So the BMC has decided it will now prune trees to prevent stray branches from falling. You know what that means, right? They’re just going to start chopping everything down in sight. My neighboring building society head told me that they’d chopped down the tree between us because “mosquitoes are breeding there”. He claims to be a horticulturist. Who never went to school, evidently. Because in his next breath he also told us it didn’t matter because “Only Tulsi” gives out oxygen, other trees are not important. I nearly slit my own wrists. Maybe these little clay gods will protect this peepul from being ‘pruned’ BMC horticulture style …
Towards the end of October and then through December, there’s a totally heady scent that cuts through the gritty grime, the fumes, and the general smell of something burning, here on the streets of Delhi. There’s a huge tree right outside my house, in fact. And though it’s done blooming, there are plenty in the neighborhood under which I pause just to inhale the scent. Late one night, a friend and I were going to coffee in Defence Colony. We parked under one of these near the gumbad, and asked one of the parking attendants the name of the tree. He did tell us what it was called but the next day neither of us could recall what he’d said.
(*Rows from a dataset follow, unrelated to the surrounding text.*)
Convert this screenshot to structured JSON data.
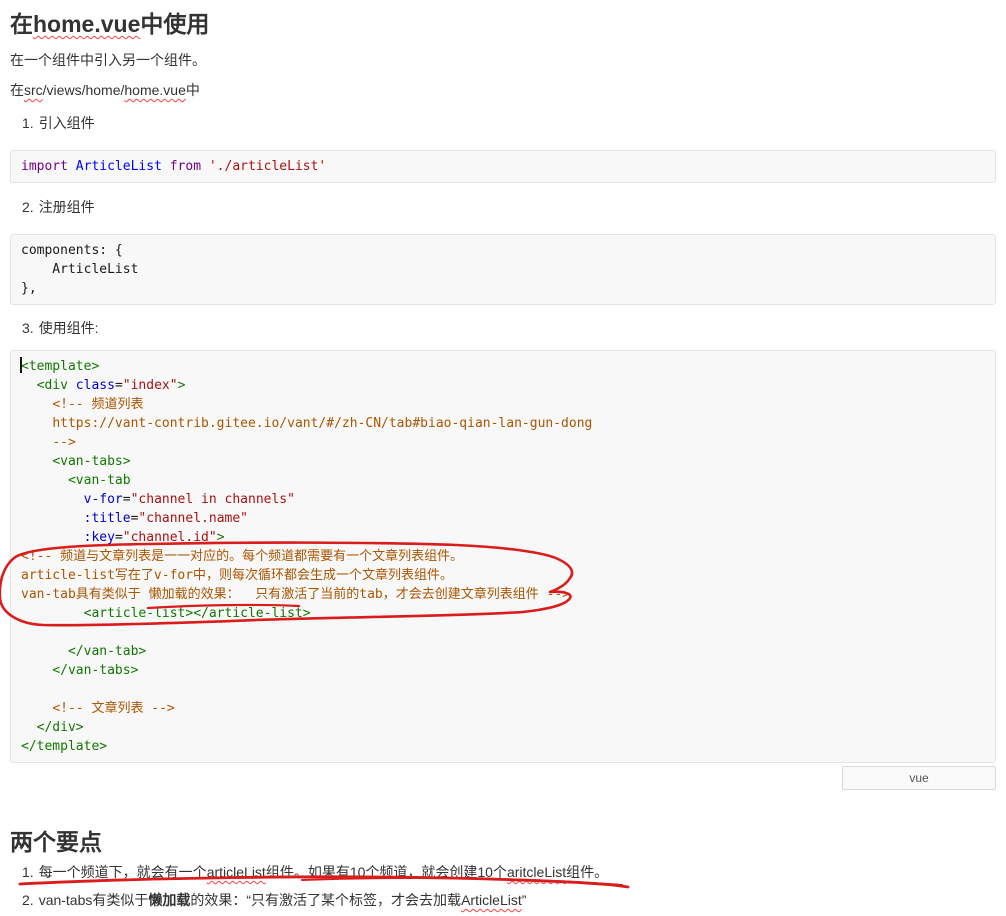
{
  "colors": {
    "annotation_red": "#d91c1c",
    "squiggle_red": "#ff4242",
    "code_bg": "#f8f8f8"
  },
  "sections": {
    "top": {
      "title_segments": [
        {
          "text": "在"
        },
        {
          "text": "home.vue",
          "squiggle": true
        },
        {
          "text": "中使用"
        }
      ],
      "intro": "在一个组件中引入另一个组件。",
      "path_segments": [
        {
          "text": "在"
        },
        {
          "text": "src",
          "squiggle": true
        },
        {
          "text": "/views/home/"
        },
        {
          "text": "home.vue",
          "squiggle": true
        },
        {
          "text": "中"
        }
      ],
      "steps": [
        {
          "marker": "1.",
          "label": "引入组件"
        },
        {
          "marker": "2.",
          "label": "注册组件"
        },
        {
          "marker": "3.",
          "label": "使用组件:"
        }
      ]
    },
    "code_blocks": {
      "import_block": {
        "lines": [
          [
            [
              "kw",
              "import"
            ],
            [
              "pl",
              " "
            ],
            [
              "def",
              "ArticleList"
            ],
            [
              "pl",
              " "
            ],
            [
              "kw",
              "from"
            ],
            [
              "pl",
              " "
            ],
            [
              "str",
              "'./articleList'"
            ]
          ]
        ]
      },
      "components_block": {
        "lines": [
          [
            [
              "pl",
              "components: {"
            ]
          ],
          [
            [
              "pl",
              "    ArticleList"
            ]
          ],
          [
            [
              "pl",
              "},"
            ]
          ]
        ]
      },
      "template_block": {
        "language_label": "vue",
        "lines": [
          [
            [
              "tag",
              "<template>"
            ]
          ],
          [
            [
              "pl",
              "  "
            ],
            [
              "tag",
              "<div"
            ],
            [
              "pl",
              " "
            ],
            [
              "attr",
              "class"
            ],
            [
              "pl",
              "="
            ],
            [
              "str",
              "\"index\""
            ],
            [
              "tag",
              ">"
            ]
          ],
          [
            [
              "pl",
              "    "
            ],
            [
              "com",
              "<!-- 频道列表"
            ]
          ],
          [
            [
              "pl",
              "    "
            ],
            [
              "com",
              "https://vant-contrib.gitee.io/vant/#/zh-CN/tab#biao-qian-lan-gun-dong"
            ]
          ],
          [
            [
              "pl",
              "    "
            ],
            [
              "com",
              "-->"
            ]
          ],
          [
            [
              "pl",
              "    "
            ],
            [
              "tag",
              "<van-tabs>"
            ]
          ],
          [
            [
              "pl",
              "      "
            ],
            [
              "tag",
              "<van-tab"
            ]
          ],
          [
            [
              "pl",
              "        "
            ],
            [
              "attr",
              "v-for"
            ],
            [
              "pl",
              "="
            ],
            [
              "str",
              "\"channel in channels\""
            ]
          ],
          [
            [
              "pl",
              "        "
            ],
            [
              "attr",
              ":title"
            ],
            [
              "pl",
              "="
            ],
            [
              "str",
              "\"channel.name\""
            ]
          ],
          [
            [
              "pl",
              "        "
            ],
            [
              "attr",
              ":key"
            ],
            [
              "pl",
              "="
            ],
            [
              "str",
              "\"channel.id\""
            ],
            [
              "tag",
              ">"
            ]
          ],
          [
            [
              "com",
              "<!-- 频道与文章列表是一一对应的。每个频道都需要有一个文章列表组件。"
            ]
          ],
          [
            [
              "com",
              "article-list写在了v-for中，则每次循环都会生成一个文章列表组件。"
            ]
          ],
          [
            [
              "com",
              "van-tab具有类似于 懒加载的效果：  只有激活了当前的tab，才会去创建文章列表组件 -->"
            ]
          ],
          [
            [
              "pl",
              "        "
            ],
            [
              "tag",
              "<article-list></article-list>"
            ]
          ],
          [
            [
              "pl",
              ""
            ]
          ],
          [
            [
              "pl",
              "      "
            ],
            [
              "tag",
              "</van-tab>"
            ]
          ],
          [
            [
              "pl",
              "    "
            ],
            [
              "tag",
              "</van-tabs>"
            ]
          ],
          [
            [
              "pl",
              ""
            ]
          ],
          [
            [
              "pl",
              "    "
            ],
            [
              "com",
              "<!-- 文章列表 -->"
            ]
          ],
          [
            [
              "pl",
              "  "
            ],
            [
              "tag",
              "</div>"
            ]
          ],
          [
            [
              "tag",
              "</template>"
            ]
          ]
        ]
      }
    },
    "bottom": {
      "title": "两个要点",
      "items": [
        {
          "marker": "1.",
          "segments": [
            {
              "text": "每一个频道下，就会有一个"
            },
            {
              "text": "articleList",
              "squiggle": true
            },
            {
              "text": "组件。如果有10个频道，就会创建10个"
            },
            {
              "text": "aritcleList",
              "squiggle": true
            },
            {
              "text": "组件。"
            }
          ]
        },
        {
          "marker": "2.",
          "segments": [
            {
              "text": "van-tabs有类似于"
            },
            {
              "text": "懒加载",
              "bold": true
            },
            {
              "text": "的效果：“只有激活了某个标签，才会去加载"
            },
            {
              "text": "ArticleList",
              "squiggle": true
            },
            {
              "text": "”"
            }
          ]
        }
      ]
    }
  }
}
But, then I asked my handy dandy walking-talking Encyclopedia-Botanica (my mother) and I hadn’t even gotten to describing the sheflara-like leaves when she pronounced I was drunk on Alstonia Scholaris. She said it’s the only thing she misses about Delhi.
Dilli is blooming. There is purple jacaranda blossoming all over and boughs laden to the verge of drooping with yellow lanterns of laburnum at intervals. But nothing gladdens my heart more than the vivid splashes of orange and deep red the Gulmohurs bring. My heart is smiling.